Huge loan guarantees, tax breaks, direct payments to workers, massive state intervention, everything is being considered.

AFP surveys the latest responses by major economies as COVID-19 has spread from China to infect the rest of the world, making a global recession all but inevitable:

Breaking taboos

Germany, the European Union's toughest fiscal hardliner, now recognises that extraordinary times call for extraordinary measures. On Monday, Berlin said it would abandon its hallowed zero-public deficit rules and raise 156 billion euros ($168 billion) in new borrowing in a bid to stop the economy from going under.

A few weeks ago, Britain was anticipating a free-market future outside the EU but it is now resorting to levels of state intervention unseen since World War II. The government rolled out a series of extra measures on Friday including direct grants to cover up to 80 percent of the wages of employees who have been temporarily laid off, as it ordered cafes, pubs and restaurants to close entirely.

France, which is already on lockdown, is vowing to let no company go under as it too embarks on a massive programme of intervention to safeguard jobs. Clearing the way, the EU has suspended limits on members' debt and deficit levels.

That is a particular relief to Italy, which has overtaken China to register the most deaths from COVID-19. Backed by France, Italy wants the EU to breach the ultimate taboo by allowing eurozone members to pool their debts and issue so-called coronabonds.

Germany -- which has opposed such moves in the past, even during the eurozone debt crisis -- is now not ruling it out.

Not so fast

While Europe vows to do whatever it takes, in Washington, President Donald Trump presides over a bitterly divided Congress where calls for a non-partisan response to the crisis appear to get only lip-service.

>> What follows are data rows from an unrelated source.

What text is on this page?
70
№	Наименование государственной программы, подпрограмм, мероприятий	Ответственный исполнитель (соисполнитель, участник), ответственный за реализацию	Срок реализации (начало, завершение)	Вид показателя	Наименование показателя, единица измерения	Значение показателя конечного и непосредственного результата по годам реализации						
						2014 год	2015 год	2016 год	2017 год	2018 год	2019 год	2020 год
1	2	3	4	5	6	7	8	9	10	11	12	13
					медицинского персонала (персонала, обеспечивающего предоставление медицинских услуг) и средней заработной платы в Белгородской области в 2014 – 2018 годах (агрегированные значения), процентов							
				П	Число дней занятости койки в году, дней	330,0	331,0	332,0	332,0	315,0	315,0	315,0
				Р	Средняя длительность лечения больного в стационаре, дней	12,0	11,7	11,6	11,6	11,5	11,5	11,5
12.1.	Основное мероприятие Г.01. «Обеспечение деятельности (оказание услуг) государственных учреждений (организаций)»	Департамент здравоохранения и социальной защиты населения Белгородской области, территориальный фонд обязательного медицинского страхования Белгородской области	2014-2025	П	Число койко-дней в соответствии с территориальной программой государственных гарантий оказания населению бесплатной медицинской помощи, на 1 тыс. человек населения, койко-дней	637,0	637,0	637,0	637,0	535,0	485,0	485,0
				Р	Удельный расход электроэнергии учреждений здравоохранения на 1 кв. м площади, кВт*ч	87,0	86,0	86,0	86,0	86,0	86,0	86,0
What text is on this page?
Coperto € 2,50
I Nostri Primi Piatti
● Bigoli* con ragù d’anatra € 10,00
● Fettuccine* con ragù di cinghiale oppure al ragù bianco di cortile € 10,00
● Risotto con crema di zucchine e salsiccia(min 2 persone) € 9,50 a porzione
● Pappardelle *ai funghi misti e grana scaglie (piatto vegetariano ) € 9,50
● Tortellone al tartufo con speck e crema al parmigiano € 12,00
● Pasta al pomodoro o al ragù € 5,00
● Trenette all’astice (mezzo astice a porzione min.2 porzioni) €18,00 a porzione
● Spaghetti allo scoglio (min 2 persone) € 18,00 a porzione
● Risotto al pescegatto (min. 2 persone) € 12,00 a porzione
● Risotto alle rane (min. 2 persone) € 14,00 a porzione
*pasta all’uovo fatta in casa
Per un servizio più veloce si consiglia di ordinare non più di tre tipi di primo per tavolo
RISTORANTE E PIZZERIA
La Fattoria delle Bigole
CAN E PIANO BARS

US lawmakers failed on Sunday to agree on a trillion-dollar emergency package to shore up the crumbling American economy. The package -- likely the largest federal intervention in US history -- would cushion the blow for households and backstop ailing businesses. It would also likely send the federal deficit soaring.

But Democrats said the plan pushed by Trump's Republicans failed adequately to protect millions of workers or the under-equipped healthcare system. A separate package from US financial overseers including the Federal Reserve would provide a stunning $4 trillion in liquidity to juice up the economy.

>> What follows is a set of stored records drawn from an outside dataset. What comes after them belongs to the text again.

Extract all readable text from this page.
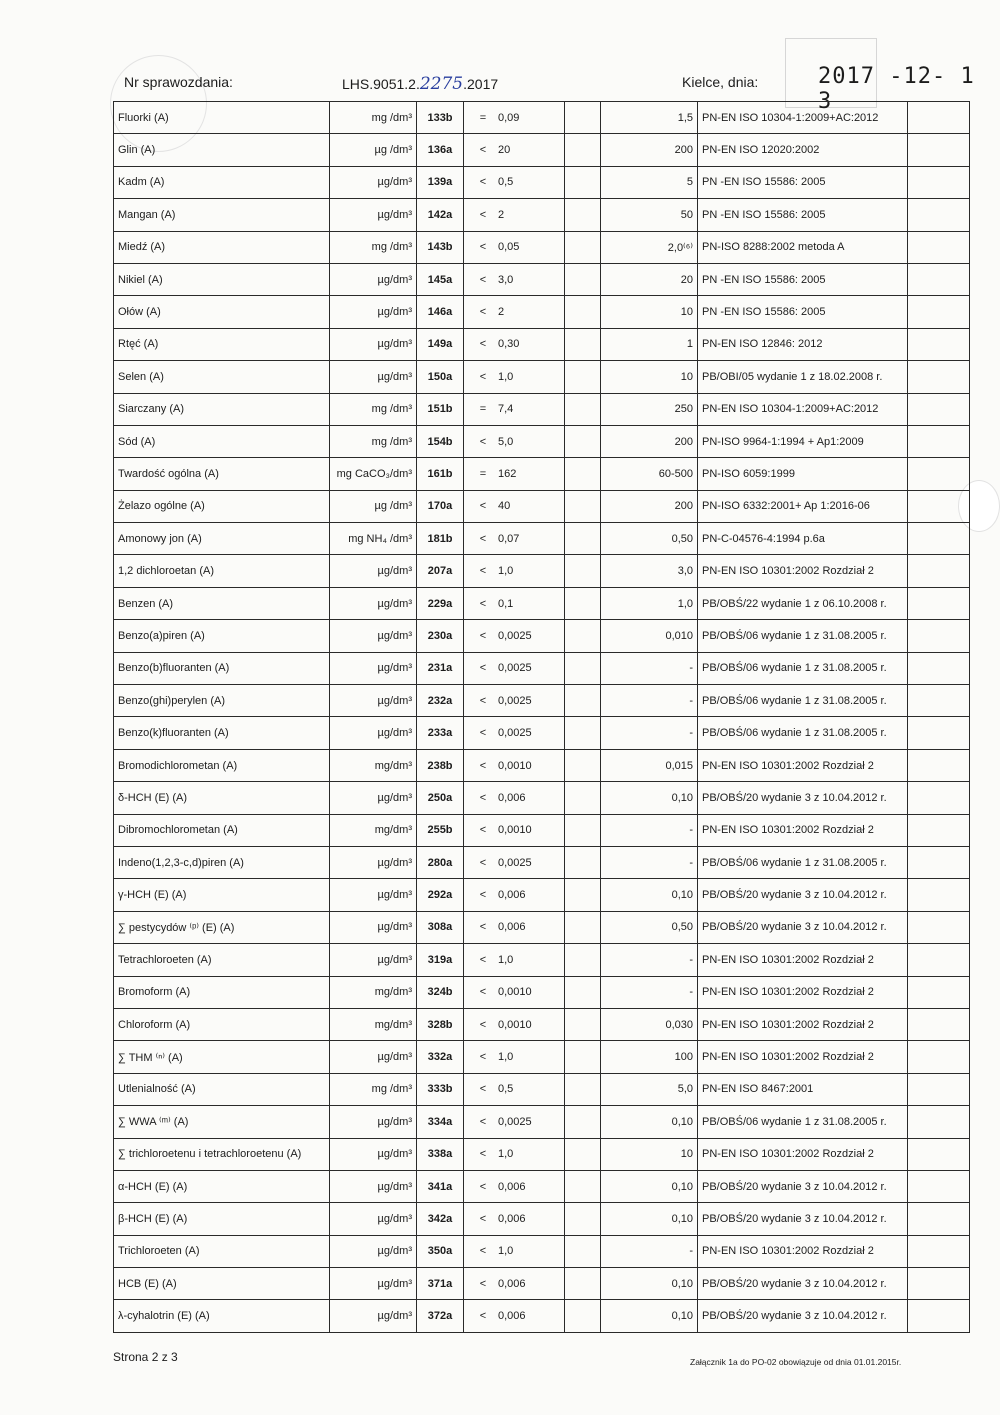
Nr sprawozdania:	LHS.9051.2.2275.2017	Kielce, dnia:	2017 -12- 1 3
Fluorki (A)	mg /dm³	133b	= 0,09		1,5	PN-EN ISO 10304-1:2009+AC:2012	
Glin (A)	µg /dm³	136a	< 20		200	PN-EN ISO 12020:2002	
Kadm (A)	µg/dm³	139a	< 0,5		5	PN -EN ISO 15586: 2005	
Mangan (A)	µg/dm³	142a	< 2		50	PN -EN ISO 15586: 2005	
Miedź (A)	mg /dm³	143b	< 0,05		2,0⁽⁶⁾	PN-ISO 8288:2002 metoda A	
Nikiel (A)	µg/dm³	145a	< 3,0		20	PN -EN ISO 15586: 2005	
Ołów (A)	µg/dm³	146a	< 2		10	PN -EN ISO 15586: 2005	
Rtęć (A)	µg/dm³	149a	< 0,30		1	PN-EN ISO 12846: 2012	
Selen (A)	µg/dm³	150a	< 1,0		10	PB/OBI/05 wydanie 1 z 18.02.2008 r.	
Siarczany (A)	mg /dm³	151b	= 7,4		250	PN-EN ISO 10304-1:2009+AC:2012	
Sód (A)	mg /dm³	154b	< 5,0		200	PN-ISO 9964-1:1994 + Ap1:2009	
Twardość ogólna (A)	mg CaCO₃/dm³	161b	= 162		60-500	PN-ISO 6059:1999	
Żelazo ogólne (A)	µg /dm³	170a	< 40		200	PN-ISO 6332:2001+ Ap 1:2016-06	
Amonowy jon (A)	mg NH₄ /dm³	181b	< 0,07		0,50	PN-C-04576-4:1994 p.6a	
1,2 dichloroetan (A)	µg/dm³	207a	< 1,0		3,0	PN-EN ISO 10301:2002 Rozdział 2	
Benzen (A)	µg/dm³	229a	< 0,1		1,0	PB/OBŚ/22 wydanie 1 z 06.10.2008 r.	
Benzo(a)piren (A)	µg/dm³	230a	< 0,0025		0,010	PB/OBŚ/06 wydanie 1 z 31.08.2005 r.	
Benzo(b)fluoranten (A)	µg/dm³	231a	< 0,0025		-	PB/OBŚ/06 wydanie 1 z 31.08.2005 r.	
Benzo(ghi)perylen (A)	µg/dm³	232a	< 0,0025		-	PB/OBŚ/06 wydanie 1 z 31.08.2005 r.	
Benzo(k)fluoranten (A)	µg/dm³	233a	< 0,0025		-	PB/OBŚ/06 wydanie 1 z 31.08.2005 r.	
Bromodichlorometan (A)	mg/dm³	238b	< 0,0010		0,015	PN-EN ISO 10301:2002 Rozdział 2	
δ-HCH (E) (A)	µg/dm³	250a	< 0,006		0,10	PB/OBŚ/20 wydanie 3 z 10.04.2012 r.	
Dibromochlorometan (A)	mg/dm³	255b	< 0,0010		-	PN-EN ISO 10301:2002 Rozdział 2	
Indeno(1,2,3-c,d)piren (A)	µg/dm³	280a	< 0,0025		-	PB/OBŚ/06 wydanie 1 z 31.08.2005 r.	
γ-HCH (E) (A)	µg/dm³	292a	< 0,006		0,10	PB/OBŚ/20 wydanie 3 z 10.04.2012 r.	
∑ pestycydów ⁽ᵖ⁾ (E) (A)	µg/dm³	308a	< 0,006		0,50	PB/OBŚ/20 wydanie 3 z 10.04.2012 r.	
Tetrachloroeten (A)	µg/dm³	319a	< 1,0		-	PN-EN ISO 10301:2002 Rozdział 2	
Bromoform (A)	mg/dm³	324b	< 0,0010		-	PN-EN ISO 10301:2002 Rozdział 2	
Chloroform (A)	mg/dm³	328b	< 0,0010		0,030	PN-EN ISO 10301:2002 Rozdział 2	
∑ THM ⁽ⁿ⁾ (A)	µg/dm³	332a	< 1,0		100	PN-EN ISO 10301:2002 Rozdział 2	
Utlenialność (A)	mg /dm³	333b	< 0,5		5,0	PN-EN ISO 8467:2001	
∑ WWA ⁽ᵐ⁾ (A)	µg/dm³	334a	< 0,0025		0,10	PB/OBŚ/06 wydanie 1 z 31.08.2005 r.	
∑ trichloroetenu i tetrachloroetenu (A)	µg/dm³	338a	< 1,0		10	PN-EN ISO 10301:2002 Rozdział 2	
α-HCH (E) (A)	µg/dm³	341a	< 0,006		0,10	PB/OBŚ/20 wydanie 3 z 10.04.2012 r.	
β-HCH (E) (A)	µg/dm³	342a	< 0,006		0,10	PB/OBŚ/20 wydanie 3 z 10.04.2012 r.	
Trichloroeten (A)	µg/dm³	350a	< 1,0		-	PN-EN ISO 10301:2002 Rozdział 2	
HCB (E) (A)	µg/dm³	371a	< 0,006		0,10	PB/OBŚ/20 wydanie 3 z 10.04.2012 r.	
λ-cyhalotrin (E) (A)	µg/dm³	372a	< 0,006		0,10	PB/OBŚ/20 wydanie 3 z 10.04.2012 r.	
Strona 2 z 3	Załącznik 1a do PO-02 obowiązuje od dnia 01.01.2015r.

Measures agreed already include $100 billion directed at paid sick leave and expanded unemployment benefits, which Trump signed into law last week.

Central banks centralise

The Fed has issued a near-daily series of announcements to reassure panic-stricken markets and keep dollars flowing, in addition to slashing its benchmark lending rate to a zero to 0.25 percent range. On Monday, the US central bank said it would soon unveil a programme to lend directly to small- and medium-sized companies.

The European Central Bank, after being criticised for a lacklustre response when it kept interest rates on hold, last week announced a 750-billion-euro scheme to buy government and corporate bonds, thereby pumping huge amounts of cheap cash into the system to keep the economy afloat. The Fed and ECB have joined other central banks in enhancing currency swaps to maintain a plentiful supply of dollars running through seized-up credit markets.

Missing in action

So far, global bodies such as the G7 and G20 have yet to forge a collective response to fight the pandemic and help poorer nations who lack the borrowing capacity of their richer peers. Angel Gurria, secretary-general of the Organisation for Economic Co-operation and Development (OECD), said at the weekend that that needs to change "to avoid a protracted recession".

He called for a "sizeable, credible, internationally coordinated effort" bigger even than the 1930s New Deal and the Marshall Plan, which rebuilt Europe after World War II. Saudi Arabia, which holds the G20 presidency, has called for a videoconference summit of leaders this week.